Die Periduralanästhesie wird fast ausschließlich als Kathetertechnik angewendet. Das Einführen eines dünnen Kunststoffschlauchs (Katheter) in den Periduralraum erlaubt die wiederholte oder dauerhafte Verabreichung von betäubenden Medikamenten, sodass die Wirkung über einen längeren Zeitraum (bis zu mehreren Tagen) aufrecht erhalten werden kann.
Der Periduralkatheter kann eigenständig zur Durchführung einer Regionalanästhesie, etwa in der Geburtshilfe zur Linderung der Wehenschmerzen, oder als Ergänzung zu anderen Anästhesieformen angewendet werden. Vor allem für die Schmerzbehandlung nach großen Eingriffen im Bereich von des Bauchraums oder Brustkorbs liefert er wertvolle Dienste.
Die Wirbelsäule besteht aus insgesamt 24 Wirbelkörpern, die über Bänder miteinander verbunden sind und durch die umgebende Rückenmuskulatur stabilisiert werden. Die Wirbelkörper sind ringförmig und bilden so einen knöchernen Hohlraum, den so genannten Wirbelkanal, der das empfindliche Rückenmark schützend umgibt.
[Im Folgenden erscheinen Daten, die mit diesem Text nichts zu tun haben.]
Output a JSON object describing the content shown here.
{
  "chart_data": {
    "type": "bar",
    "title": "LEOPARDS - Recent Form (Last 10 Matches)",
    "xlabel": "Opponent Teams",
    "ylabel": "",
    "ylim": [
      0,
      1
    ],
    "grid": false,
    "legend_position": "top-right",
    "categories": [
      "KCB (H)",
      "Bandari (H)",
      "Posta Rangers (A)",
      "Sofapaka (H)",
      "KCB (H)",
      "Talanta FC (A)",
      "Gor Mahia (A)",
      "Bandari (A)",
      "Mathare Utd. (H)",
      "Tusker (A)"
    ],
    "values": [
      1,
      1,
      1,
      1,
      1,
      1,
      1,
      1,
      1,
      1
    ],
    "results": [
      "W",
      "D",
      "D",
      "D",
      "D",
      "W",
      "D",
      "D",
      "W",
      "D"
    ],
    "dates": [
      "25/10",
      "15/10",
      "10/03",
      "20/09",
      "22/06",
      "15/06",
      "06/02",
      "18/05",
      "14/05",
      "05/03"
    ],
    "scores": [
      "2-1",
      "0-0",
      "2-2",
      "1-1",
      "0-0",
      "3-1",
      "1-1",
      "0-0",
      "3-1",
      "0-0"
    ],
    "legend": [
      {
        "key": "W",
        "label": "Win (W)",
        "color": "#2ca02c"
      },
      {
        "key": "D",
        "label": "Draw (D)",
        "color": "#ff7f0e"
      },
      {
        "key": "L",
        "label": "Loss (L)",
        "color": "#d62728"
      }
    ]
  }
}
Wie das Gehirn ist auch das Rückenmark von einer Haut umgeben, der so genannten Dura (harte Rückenmarkshaut). Diese sackartige Hülle ist mit einer speziellen Flüssigkeit, dem Liquor, gefüllt. Der von der Dura gebildete Raum heißt Spinalraum. Zwischen der Dura und den Knochen und Bändern der Wirbelsäule befindet sich der Epiduralraum (Periduralraum). Er enthält Fett, Blutgefäße und die Wurzeln der aus dem Rückenmark austretenden Nerven, die auch für die Leitung der Schmerzempfindung verantwortlich sind. Bei der Spinalanästhesie wird das Betäubungsmittel in den Spinalraum gespritzt, bei der Epiduralanästhesie in den Epiduralraum.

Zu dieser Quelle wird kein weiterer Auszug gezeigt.